12 PAX – 5 teams – 1 loner (the QIC) – 1 Official Chauffeur (PhP)
Burpees – 50
Outlaws –100 (a bump up from Overhead Claps)
Merkins – 150
Big Boy Sit-ups – 200
Bodies weighing…let’s say some more than others and a 1980 Canary Yellow Triumph Spitfire weighing 1,600lbs.
PAX divided into teams of 2. Each team took turns pushing the car 2 lampposts forward while the remaining teams did B.O.M.B.S.. So 4 teams on B.O.M.B.S. and 1 team on car push at any given time. All teams advanced forward when car reached next designated lamppost. I jumped in where I could and Phat Pat valiantly over came his injuries and managed to steer the car for the entire Thang.
Little Baby Flutter Crunches 16x IC
Reverse Crunches 16x IC
Plank till end (@2mins)
COUNT-OFF & NAME-O-RAMA
12 PAX – Sleep Number, Laettner, Commie, Potiphar, Tree Hugger, The Streak, Granola, Woodpecker, Choker, Orange Julius, Phat Pat, Mr. Wonderful (QIC).
CIRCLE OF TRUST/BOM:
“Life is a lot like pushing that car today. It can be hard, painful, and filled with freeloaders.” That was my icebreaker for the PAX in the CoT as we circled around the little yellow car. PhP, still reclined inside the Spit and being a good sport, forced a laugh that came natural to the rest of us. But the real point here is that life can be painful and it can suck but we should push through the trials anyway, carry a load, because in so doing lies your purpose and to quit is to lose it.

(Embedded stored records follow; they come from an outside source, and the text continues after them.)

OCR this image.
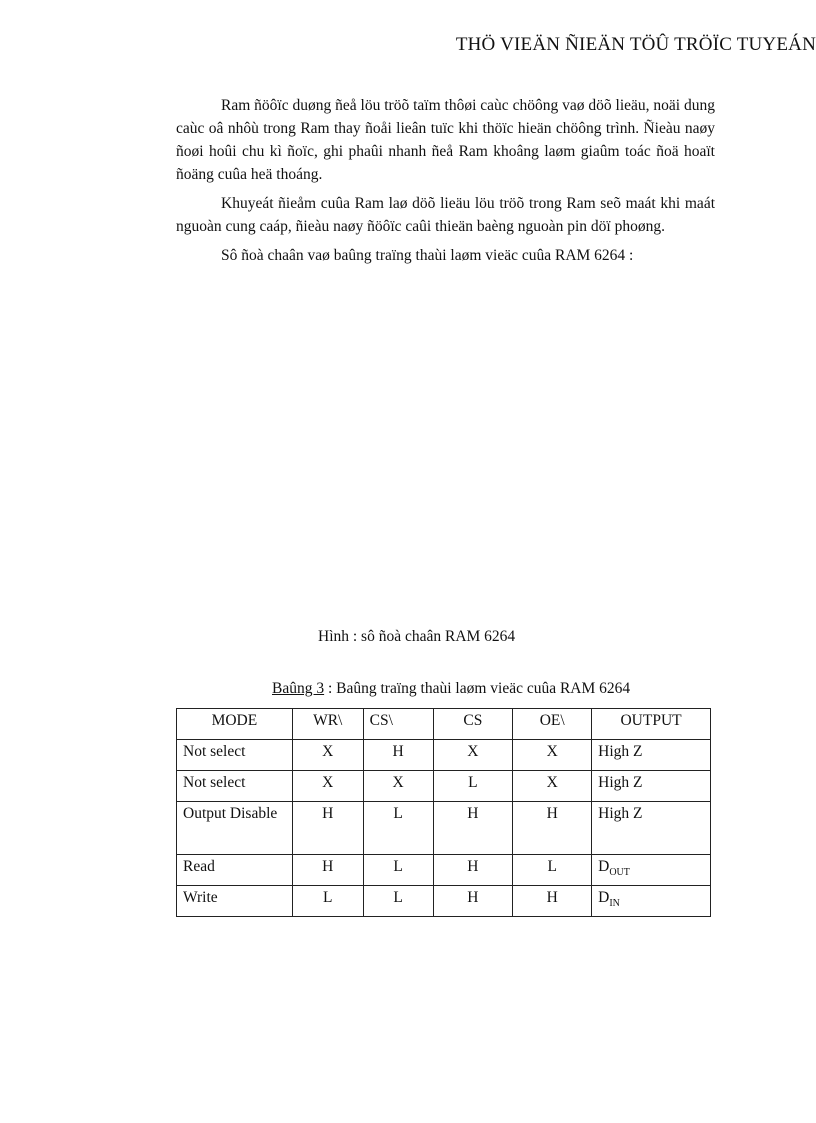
THÖ VIEÄN ÑIEÄN TÖÛ TRÖÏC TUYEÁN

Ram ñöôïc duøng ñeå löu tröõ taïm thôøi caùc chöông vaø döõ lieäu, noäi dung caùc oâ nhôù trong Ram thay ñoåi lieân tuïc khi thöïc hieän chöông trình. Ñieàu naøy ñoøi hoûi chu kì ñoïc, ghi phaûi nhanh ñeå Ram khoâng laøm giaûm toác ñoä hoaït ñoäng cuûa heä thoáng.

Khuyeát ñieåm cuûa Ram laø döõ lieäu löu tröõ trong Ram seõ maát khi maát nguoàn cung caáp, ñieàu naøy ñöôïc caûi thieän baèng nguoàn pin döï phoøng.

Sô ñoà chaân vaø baûng traïng thaùi laøm vieäc cuûa RAM 6264 :

Hình : sô ñoà chaân RAM 6264
Baûng 3 : Baûng traïng thaùi laøm vieäc cuûa RAM 6264
MODE	WR\	CS\	CS	OE\	OUTPUT
Not select	X	H	X	X	High Z
Not select	X	X	L	X	High Z
Output Disable	H	L	H	H	High Z
Read	H	L	H	L	$D_{OUT}$
Write	L	L	H	H	$D_{IN}$
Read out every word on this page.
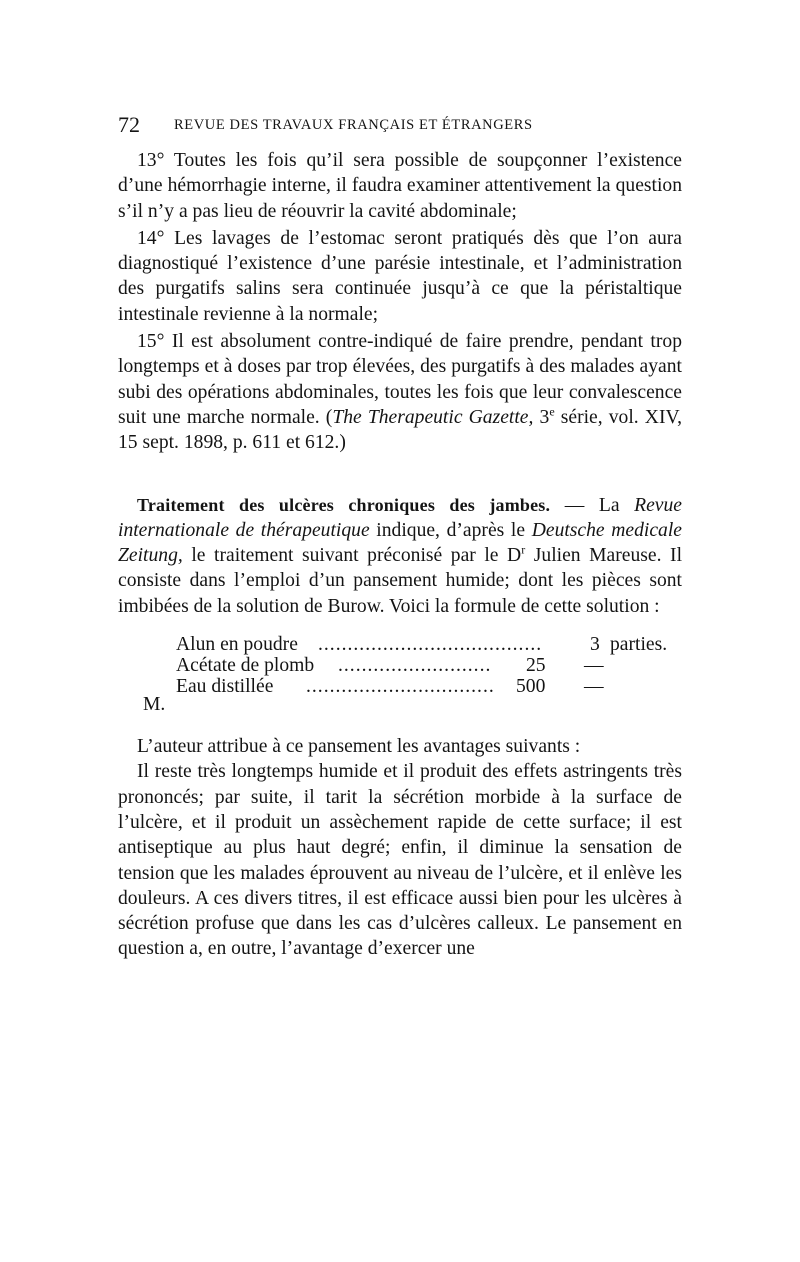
72 REVUE DES TRAVAUX FRANÇAIS ET ÉTRANGERS

13° Toutes les fois qu’il sera possible de soupçonner l’existence d’une hémorrhagie interne, il faudra examiner attentivement la question s’il n’y a pas lieu de réouvrir la cavité abdominale;

14° Les lavages de l’estomac seront pratiqués dès que l’on aura diagnostiqué l’existence d’une parésie intestinale, et l’administration des purgatifs salins sera continuée jusqu’à ce que la péristaltique intestinale revienne à la normale;

15° Il est absolument contre-indiqué de faire prendre, pendant trop longtemps et à doses par trop élevées, des purgatifs à des malades ayant subi des opérations abdominales, toutes les fois que leur convalescence suit une marche normale. (The Therapeutic Gazette, 3e série, vol. XIV, 15 sept. 1898, p. 611 et 612.)

Traitement des ulcères chroniques des jambes. — La Revue internationale de thérapeutique indique, d’après le Deutsche medicale Zeitung, le traitement suivant préconisé par le $D^r$ Julien Mareuse. Il consiste dans l’emploi d’un pansement humide; dont les pièces sont imbibées de la solution de Burow. Voici la formule de cette solution :

Alun en poudre ...................................... 3 parties.
Acétate de plomb ..........................	25 —
Eau distillée ................................ 500 —
M.

L’auteur attribue à ce pansement les avantages suivants :

Il reste très longtemps humide et il produit des effets astringents très prononcés; par suite, il tarit la sécrétion morbide à la surface de l’ulcère, et il produit un assèchement rapide de cette surface; il est antiseptique au plus haut degré; enfin, il diminue la sensation de tension que les malades éprouvent au niveau de l’ulcère, et il enlève les douleurs. A ces divers titres, il est efficace aussi bien pour les ulcères à sécrétion profuse que dans les cas d’ulcères calleux. Le pansement en question a, en outre, l’avantage d’exercer une
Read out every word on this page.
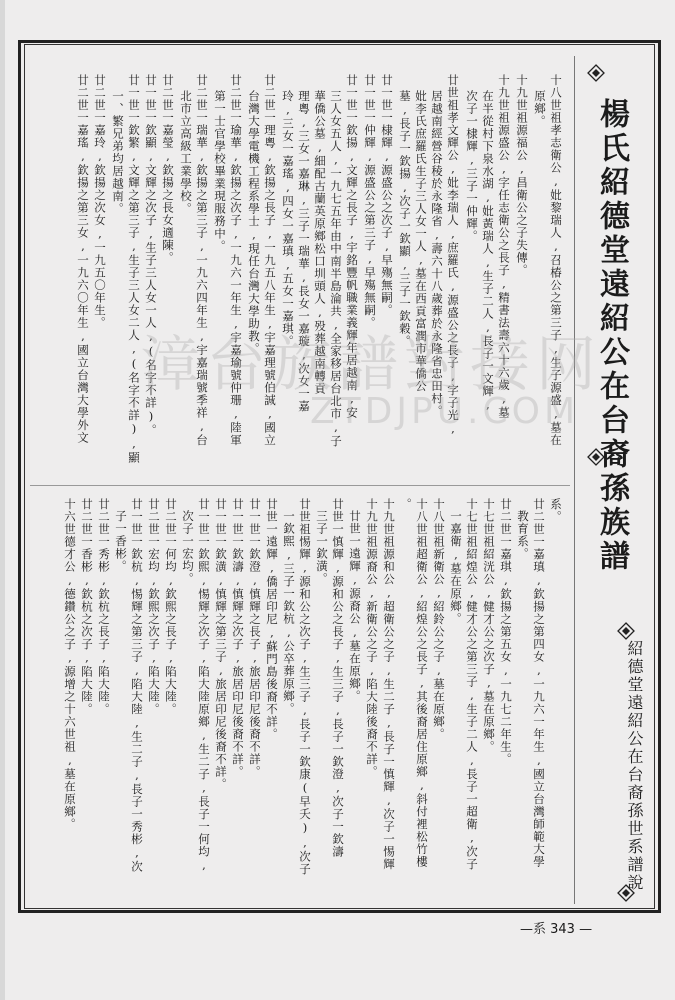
楊氏紹德堂遠紹公在台裔孫族譜
紹德堂遠紹公在台裔孫世系譜說
十八世祖孝志衛公,妣黎瑞人,召椿公之第三子,生子源盛,墓在
原鄉。
十九世祖源福公,昌衛公之子失傳。
十九世祖源盛公,字任志衛公之長子,精書法壽六十六歲,墓
在半從村下泉水湖,妣黃瑞人,生子二人,長子一文輝,
次子一棣輝,三子一仲輝。
廿世祖孝文輝公,妣李瑞人,庶羅氏,源盛公之長子,字子光,
居越南經營谷稜於永隆省,壽六十八歲葬於永隆省忠田村。
妣李氏庶羅氏生子三人女一人,墓在西貢富潤市華僑公
墓,長子一欽揚,次子一欽顯,三子一欽穀。
廿一世一棣輝,源盛公之次子,早殤無嗣。
廿一世一仲輝,源盛公之第三子,早殤無嗣。
廿一世一欽揚,文輝之長子,宇銘豐帆職業義輝年居越南,安
三人女五人,一九七五年由中南半島淪共,全家移居台北市,子
華僑公墓,細配古蘭英原鄉松口圳頭人,殁葬越南轉貢
理粵,三女一嘉琳,三子一瑞華,長女一嘉璇,次女一嘉
玲,三女一嘉瑤,四女一嘉瑱,五女一嘉琪。
廿二世一理粵,欽揚之長子,一九五八年生,宇嘉理號伯誠,國立
台灣大學電機工程系學士,現任台灣大學助教。
廿二世一瑜華,欽揚之次子,一九六一年生,宇嘉瑜號仲珊,陸軍
第一士官學校畢業現服務中。
廿二世一瑞華,欽揚之第三子,一九六四年生,宇嘉瑞號季祥,台
北市立高級工業學校。
廿二世一嘉瑩,欽揚之長女適陳。
廿一世一欽顯,文輝之次子,生子三人女一人,(名字不詳)。
廿一世一欽繁,文輝之第三子,生子三人女二人,(名字不詳),顯
一、繁兄弟均居越南。
廿二世一嘉玲,欽揚之次女,一九五〇年生。
廿二世一嘉瑤,欽揚之第三女,一九六〇年生,國立台灣大學外文
系。
廿二世一嘉瑱,欽揚之第四女,一九六一年生,國立台灣師範大學
教育系。
廿二世一嘉琪,欽揚之第五女,一九七二年生。
十七世祖紹洸公,健才公之次子,墓在原鄉。
十七世祖紹煌公,健才公之第三子,生子二人,長子一超衛,次子
一嘉衛,墓在原鄉。
十八世祖新衛公,紹鈴公之子,墓在原鄉。
十八世祖超衛公,紹煌公之長子,其後裔居住原鄉,斜付裡松竹樓
。
十九世祖源和公,超衛公之子,生二子,長子一慎輝,次子一惕輝
十九世祖源裔公,新衛公之子,陷大陸後裔不詳。
廿世一遠輝,源裔公,墓在原鄉。
廿世一慎輝,源和公之長子,生三子,長子一欽澄,次子一欽濤
三子一欽潢。
廿世祖惕輝,源和公之次子,生三子,長子一欽康(早夭),次子
一欽熙,三子一欽杭,公卒葬原鄉。
廿世一遠輝,僑居印尼,蘇門島後裔不詳。
廿一世一欽澄,慎輝之長子,旅居印尼後裔不詳。
廿一世一欽濤,慎輝之次子,旅居印尼後裔不詳。
廿一世一欽潢,慎輝之第三子,旅居印尼後裔不詳。
廿一世一欽熙,惕輝之次子,陷大陸原鄉,生二子,長子一何均,
次子一宏均。
廿二世一何均,欽熙之長子,陷大陸。
廿二世一宏均,欽熙之次子,陷大陸。
廿一世一欽杭,惕輝之第三子,陷大陸,生二子,長子一秀彬,次
子一香彬。
廿二世一秀彬,欽杭之長子,陷大陸。
廿二世一香彬,欽杭之次子,陷大陸。
十六世德才公,德鑽公之子,源增之十六世祖,墓在原鄉。
漳台族譜對接网
ZTDJPU.COM
—系 343 —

The mumblechatter for this entire Q was YUGE. From the PAX badmouthing PhP for not showing up, to Sleep Number complaining about having to follow instructions, to Potiphar and The Streak almost killing our Chauffeur for his snide remarks, to Granola constantly Qing the QIC, to team A complaining about feeling “friction” just before accidentally push starting the car, and I could go on. The takeaway here is twofold. Firstly, it is obvious that we finally found the perfect F3 role for Phat Pat: an Irritant Q who does no actual work. Secondly and in Sleep Number’s defense, the verbal instructions were convoluted at best yet the PAX took the initiative and turned a wanting VQ into an epic one. Strong work!